General characteristics (as built)
- Type: Condor-class sloop
- Displacement: 980 long tons (1,000 t)
- Length: 204 ft (62.2 m)
- Draught: 11 ft 4 in (3.5 m)
- Speed: 13.5 knots (25.0 km/h; 15.5 mph)
- Crew: 140

= HMS Condor (1898) =

Condor class sloop

HMS Condor was a sloop of the Royal Navy, and was the lead ship of her class. She was launched on 17 December 1898, and sunk in a gale on 3 December 1901.

== Design and description ==
Condor had a displacement of 980 tonnes, a length of 204 ft, a draught of 11.4 ft, and a speed of 13.5 kn. She had a crew size of 140 servicemen.
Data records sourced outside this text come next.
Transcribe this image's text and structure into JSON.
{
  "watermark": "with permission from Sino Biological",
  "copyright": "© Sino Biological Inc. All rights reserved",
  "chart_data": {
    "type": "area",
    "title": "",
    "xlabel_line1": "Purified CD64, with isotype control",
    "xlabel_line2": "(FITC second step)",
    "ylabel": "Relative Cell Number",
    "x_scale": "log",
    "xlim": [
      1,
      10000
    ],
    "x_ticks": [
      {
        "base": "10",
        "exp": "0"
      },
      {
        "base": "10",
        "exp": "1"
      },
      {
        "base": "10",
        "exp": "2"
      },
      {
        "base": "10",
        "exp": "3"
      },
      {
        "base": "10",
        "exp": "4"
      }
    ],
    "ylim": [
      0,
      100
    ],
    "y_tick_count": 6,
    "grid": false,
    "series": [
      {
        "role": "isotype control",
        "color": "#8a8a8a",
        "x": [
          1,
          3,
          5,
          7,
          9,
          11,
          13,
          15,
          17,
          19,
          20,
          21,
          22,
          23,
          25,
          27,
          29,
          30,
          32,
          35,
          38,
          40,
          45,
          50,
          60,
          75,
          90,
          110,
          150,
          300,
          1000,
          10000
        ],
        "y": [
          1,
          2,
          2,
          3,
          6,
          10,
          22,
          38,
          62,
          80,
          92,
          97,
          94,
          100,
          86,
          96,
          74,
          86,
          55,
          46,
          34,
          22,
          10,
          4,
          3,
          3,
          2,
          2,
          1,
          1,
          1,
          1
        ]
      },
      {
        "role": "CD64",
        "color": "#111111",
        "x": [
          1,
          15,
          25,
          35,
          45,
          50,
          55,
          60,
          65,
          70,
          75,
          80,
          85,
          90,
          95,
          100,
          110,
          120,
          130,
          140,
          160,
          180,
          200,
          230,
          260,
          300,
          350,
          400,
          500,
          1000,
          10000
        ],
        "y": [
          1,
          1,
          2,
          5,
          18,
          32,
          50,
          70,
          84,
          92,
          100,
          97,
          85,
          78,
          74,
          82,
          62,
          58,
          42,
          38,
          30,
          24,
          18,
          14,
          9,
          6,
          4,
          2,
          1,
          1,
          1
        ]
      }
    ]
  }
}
== Construction and career ==
Condor was laid down on 1 January 1898 in Sheerness, England. She was launched on 17 December 1898, however, the Condor would not be fully completed until 1 November 1900, being commissioned that same day. On 2 December 1901, she departed from Esquimalt, British Columbia, bound for Honolulu. On 3 December, she passed through Cape Flattery, she accidentally entered into a strong gale, and sunk. After two months, on 3 February 1902, she was listed as missing in action with all hands lost.

== Wreckage discovery ==
In May 1949, 47 years after the sinking of Condor, the fishing trawler Blanco was fishing about 40 mi north of Cape Flattery, when her nets got tangled on a piece of the wreckage. The nets were pulled in, recovering Condors binnacle and other miscellaneous pieces of the ship's wreckage. The rest of the wreckage was never found.